There is a continuum of symptom severity for people on the Alzheimer’s spectrum. It goes from a 0 to an 8: 0 meaning “no changes in cognition,” and 8 being advanced Alzheimer’s. Most people in their 40’s were found to be somewhere near a 3 in terms of their cognitive changes. That is somewhat scary!

It is documented that brain pathology can be detected in almost all people over 40-years-old, and 45% of people over 80-years-old have been diagnosed with Alzheimer’s disease (AD). The diagnosis of AD is not made until brain symptoms begin, which is often late in the game. I can’t help but fast forward another few decades: will 30-year-olds be demonstrating brain pathology, and will 60% of people over 85 years old have AD?

Risk factors for AD include: 

  • family history
  • gender (2/3 of patients diagnosed with AD are women)
  • head injury
  • neurovascular events (e.g. stroke)
  • diabetes
  • emotional trauma

Recently, I attended a conference on neuroplasticity— the ability of the brain to be retrained. Great news! We can actually retrain parts of our brains that are damaged, but first, we must put out the fire.

That fire is inflammation. 

Current drugs to treat AD are barely better than doing nothing (e.g., Aricept or Namenda). So, we can’t look to conventional medicine for help.

AD begins with short term memory deficits. Sensory information is stored in the hippocampus in the center of your brain, which is also where we store short term memory. When nerve cells here are destroyed, information can’t be accessed, which becomes poor memory and poor short term recall.

Gene defects have been identified that contribute to the development of these brain changes (e.g. APP, PSEN1, PSEN2, APOE), and we know that certain things turn on and off genes, especially inflammation. These genes have an impact on plaque formation, which is how AD is quantified, i.e. the amount of plaques found in the brain.

What is clear from the research is that the resilient brain has less inflammation; so it makes sense that the prevention of AD requires reducing neuro-inflammation.

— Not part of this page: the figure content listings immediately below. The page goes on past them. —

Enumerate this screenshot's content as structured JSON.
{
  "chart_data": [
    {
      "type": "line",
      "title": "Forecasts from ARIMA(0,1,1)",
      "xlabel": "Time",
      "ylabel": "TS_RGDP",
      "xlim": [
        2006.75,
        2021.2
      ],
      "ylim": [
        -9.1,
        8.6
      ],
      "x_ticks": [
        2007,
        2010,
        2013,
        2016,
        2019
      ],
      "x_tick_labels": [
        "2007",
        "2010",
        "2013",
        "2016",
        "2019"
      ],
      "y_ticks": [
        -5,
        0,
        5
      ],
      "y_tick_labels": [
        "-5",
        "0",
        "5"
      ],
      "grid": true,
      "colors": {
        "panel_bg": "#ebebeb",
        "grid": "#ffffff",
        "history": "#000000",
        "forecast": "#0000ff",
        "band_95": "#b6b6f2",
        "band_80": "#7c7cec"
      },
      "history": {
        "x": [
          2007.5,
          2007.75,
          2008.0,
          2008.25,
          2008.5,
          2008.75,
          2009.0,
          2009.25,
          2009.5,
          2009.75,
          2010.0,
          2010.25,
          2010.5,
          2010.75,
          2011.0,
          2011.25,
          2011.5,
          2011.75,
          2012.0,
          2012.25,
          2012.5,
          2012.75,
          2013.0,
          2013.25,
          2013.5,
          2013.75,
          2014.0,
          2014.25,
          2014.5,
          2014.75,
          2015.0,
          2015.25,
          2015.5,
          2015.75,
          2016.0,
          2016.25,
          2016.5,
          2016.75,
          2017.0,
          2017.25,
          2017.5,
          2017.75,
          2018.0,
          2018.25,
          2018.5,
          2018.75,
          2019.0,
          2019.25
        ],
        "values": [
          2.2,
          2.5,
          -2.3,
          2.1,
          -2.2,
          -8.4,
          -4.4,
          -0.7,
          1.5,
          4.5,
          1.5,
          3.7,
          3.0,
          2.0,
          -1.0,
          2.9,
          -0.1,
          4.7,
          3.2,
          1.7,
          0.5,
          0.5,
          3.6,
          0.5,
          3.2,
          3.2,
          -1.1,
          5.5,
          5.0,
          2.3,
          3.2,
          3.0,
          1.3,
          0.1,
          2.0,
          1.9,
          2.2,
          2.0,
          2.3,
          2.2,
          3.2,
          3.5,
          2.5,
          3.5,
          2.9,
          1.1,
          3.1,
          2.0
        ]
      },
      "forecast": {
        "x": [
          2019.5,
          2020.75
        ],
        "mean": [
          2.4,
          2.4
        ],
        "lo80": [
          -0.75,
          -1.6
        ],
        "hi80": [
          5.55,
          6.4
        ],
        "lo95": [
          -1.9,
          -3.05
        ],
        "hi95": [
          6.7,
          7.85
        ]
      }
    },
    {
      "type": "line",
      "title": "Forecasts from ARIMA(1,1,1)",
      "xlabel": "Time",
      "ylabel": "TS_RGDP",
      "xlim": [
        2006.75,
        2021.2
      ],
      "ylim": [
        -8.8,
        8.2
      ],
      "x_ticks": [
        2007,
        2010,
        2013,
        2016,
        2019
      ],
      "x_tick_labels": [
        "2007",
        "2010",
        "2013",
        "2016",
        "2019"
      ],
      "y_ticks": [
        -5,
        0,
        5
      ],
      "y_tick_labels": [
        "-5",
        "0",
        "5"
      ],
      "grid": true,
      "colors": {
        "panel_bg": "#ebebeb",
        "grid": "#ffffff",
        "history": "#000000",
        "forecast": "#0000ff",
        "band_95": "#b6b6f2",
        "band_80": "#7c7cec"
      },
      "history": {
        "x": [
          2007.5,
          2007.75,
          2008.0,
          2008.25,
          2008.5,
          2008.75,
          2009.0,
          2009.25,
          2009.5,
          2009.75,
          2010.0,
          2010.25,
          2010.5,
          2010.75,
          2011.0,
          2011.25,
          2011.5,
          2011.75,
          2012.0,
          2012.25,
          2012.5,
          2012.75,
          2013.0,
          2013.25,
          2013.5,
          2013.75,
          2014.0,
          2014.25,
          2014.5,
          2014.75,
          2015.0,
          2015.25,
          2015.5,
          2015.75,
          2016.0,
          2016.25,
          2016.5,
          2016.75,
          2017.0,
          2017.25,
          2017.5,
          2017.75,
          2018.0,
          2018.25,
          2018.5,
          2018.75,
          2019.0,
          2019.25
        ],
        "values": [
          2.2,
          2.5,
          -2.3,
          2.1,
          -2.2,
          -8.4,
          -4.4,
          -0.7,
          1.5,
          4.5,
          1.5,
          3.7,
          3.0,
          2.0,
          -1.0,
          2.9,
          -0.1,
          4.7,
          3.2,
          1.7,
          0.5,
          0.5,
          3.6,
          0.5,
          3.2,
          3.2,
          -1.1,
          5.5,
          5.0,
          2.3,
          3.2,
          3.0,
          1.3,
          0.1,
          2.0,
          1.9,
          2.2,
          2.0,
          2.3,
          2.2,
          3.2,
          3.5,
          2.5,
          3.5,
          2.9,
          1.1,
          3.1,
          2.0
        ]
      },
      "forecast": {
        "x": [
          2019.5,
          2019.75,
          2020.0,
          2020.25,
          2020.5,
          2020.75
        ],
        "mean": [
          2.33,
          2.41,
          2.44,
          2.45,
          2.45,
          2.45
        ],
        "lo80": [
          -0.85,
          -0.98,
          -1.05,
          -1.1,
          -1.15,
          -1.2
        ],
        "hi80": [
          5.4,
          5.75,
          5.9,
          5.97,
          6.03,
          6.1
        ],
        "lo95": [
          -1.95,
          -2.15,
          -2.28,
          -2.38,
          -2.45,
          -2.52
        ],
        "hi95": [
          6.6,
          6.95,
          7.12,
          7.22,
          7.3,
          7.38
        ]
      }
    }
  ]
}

Here are the lifestyle behaviors associated with reducing neuro-inflammation:

  • Physical exercise (greater than 10,000 steps per day)
  • Healthy diet (e.g. Mediterranean Diet- fresh fruits and vegetables, good fats, some lean protein)
  • Taking Omega 3 fatty acids (EPA 1400mg/DHA 800 mg)
  • Taking antioxidants, such as curcumin, COQ10, resveratrol, Vitamin E, and more
  • Microbial diversity in your gut (probiotics, variety in diet of fruits and veggies)
  • Ashwaganda – an adaptogenic herb
  • Social interaction
  • 8 hours of sleep
  • Challenging yourself to learn new things
  • Meditation, which reduces stress and thereby, decreases cortisol and its negative effects on brain cells

Here’s a great mantra:

The mind and body I have today are the results of the habits and activities of yesterday.

The mind and body I have tomorrow are the results of the habits and activities of today.